Wednesday, August 6, 2014

Listening to the Zen Masters

There are no Ch'an/Zen Masters except possibly Wangsong who do not have a sudden enlightenment story. Such stories were customarily presented at the beginning of any collection of "sayings" or writings by the Master.

Why? Because the essence of Ch'an is "sudden enlightenment."

Nobody in Chinese or Japanese Zen history seems to have believed that any of what a non-enlightened person says about Zen could ever be of the least interest or importance, any more than you or I would trouble ourselves over the idea of our names coming up in the gossip of inmates in a mental hospital.

An unenlightened person is, by definition, merely a drone speaking or writing from received ideas, which are delusions. To think that such a person could meaningfully critique or an interpret the words or doings of an enlightened Master is a glaring contradiction in terms.

One reads a piece of "Zen" writing -- whether a poem or a Dharma speech or any other fragment of discourse -- always and only because the author is thought to be enlightened, and because reading it might help one to get enlightened, also.

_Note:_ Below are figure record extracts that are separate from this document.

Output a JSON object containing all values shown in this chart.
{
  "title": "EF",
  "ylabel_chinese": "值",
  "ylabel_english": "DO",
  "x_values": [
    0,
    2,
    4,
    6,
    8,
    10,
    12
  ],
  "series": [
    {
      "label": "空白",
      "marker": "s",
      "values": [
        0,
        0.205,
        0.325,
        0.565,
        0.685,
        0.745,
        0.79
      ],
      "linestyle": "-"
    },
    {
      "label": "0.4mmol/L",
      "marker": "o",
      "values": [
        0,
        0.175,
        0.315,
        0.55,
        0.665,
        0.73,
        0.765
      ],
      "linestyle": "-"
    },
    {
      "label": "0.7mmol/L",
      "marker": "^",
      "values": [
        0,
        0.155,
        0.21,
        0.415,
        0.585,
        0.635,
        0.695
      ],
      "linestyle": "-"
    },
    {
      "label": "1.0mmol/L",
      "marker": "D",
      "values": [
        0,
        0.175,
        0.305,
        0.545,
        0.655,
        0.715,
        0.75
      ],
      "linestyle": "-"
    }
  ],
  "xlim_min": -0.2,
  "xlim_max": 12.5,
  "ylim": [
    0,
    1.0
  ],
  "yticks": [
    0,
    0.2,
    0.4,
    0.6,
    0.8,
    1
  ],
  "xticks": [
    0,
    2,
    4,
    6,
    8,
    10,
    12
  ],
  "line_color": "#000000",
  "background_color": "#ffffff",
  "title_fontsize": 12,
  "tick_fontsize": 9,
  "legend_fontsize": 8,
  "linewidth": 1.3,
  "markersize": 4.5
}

Zen Masters are by definition greatly enlightened -- if you are not greatly enlightened, you cannot be called a Zen Master. The way that enlightenment comes about is not only a topic of great interest in Ch'an literature, but its guiding question.

Figuring out if a person is a Zen Master or not is strictly a matter of accepting what he says about himself and his own enlightenment story (or not), as well as listening to what other Zen Masters have had to say about it (or not). Of special but not absolute importance is a recognition or certification of one Master's awakening by another Master who has been recognized as awakened by a previous Master, &c.

This is because there are no "objective" standards, no fixed rubric to help one determine who is enlightened and who isn't apart from the verbal record. At some point, one must simply "believe" it to be so, or at least, not disbelieve it.

Since Ch'an Buddhist students were already disposed to believe that "sudden enlightenment" is possible, though rare and hard to attain, it stands to reason that they would want to hear as much as possible about how a person who claims to be enlightened managed or happened to become so.

Reputed Zen Masters were customarily sought out even in remote mountain retreats because it was believed that they might have some special talent, method or tactic for enlightening the seeker in his turn. And, in fact, like the fabled swordsmen and kung fu experts in Chinese wu xia movies, each Ch'an Master was renowned for some special style or trick, such as Lin-Chi's shouts or Yunmen's "one word barriers." Though, instead of being used by the Masters to win duels, these special tactics were used solely to jolt students into sudden awakening.

There would be no other reason to seek out Yunmen except the belief that Yunmen is enlightened, and the related commonplace belief that Yunmen may therefore be able to enlighten the seeker, also. After all, Yunmen himself approached his own Master for help in "clarifying the mind" (attaining wu, satori).

So it is quite natural for any Zen student to ask, like Yunmen, How do I clarify "this"? And it would be unreasonable to ask such a question of anybody but a person whom one believes, or at least does not disbelieve, to be enlightened.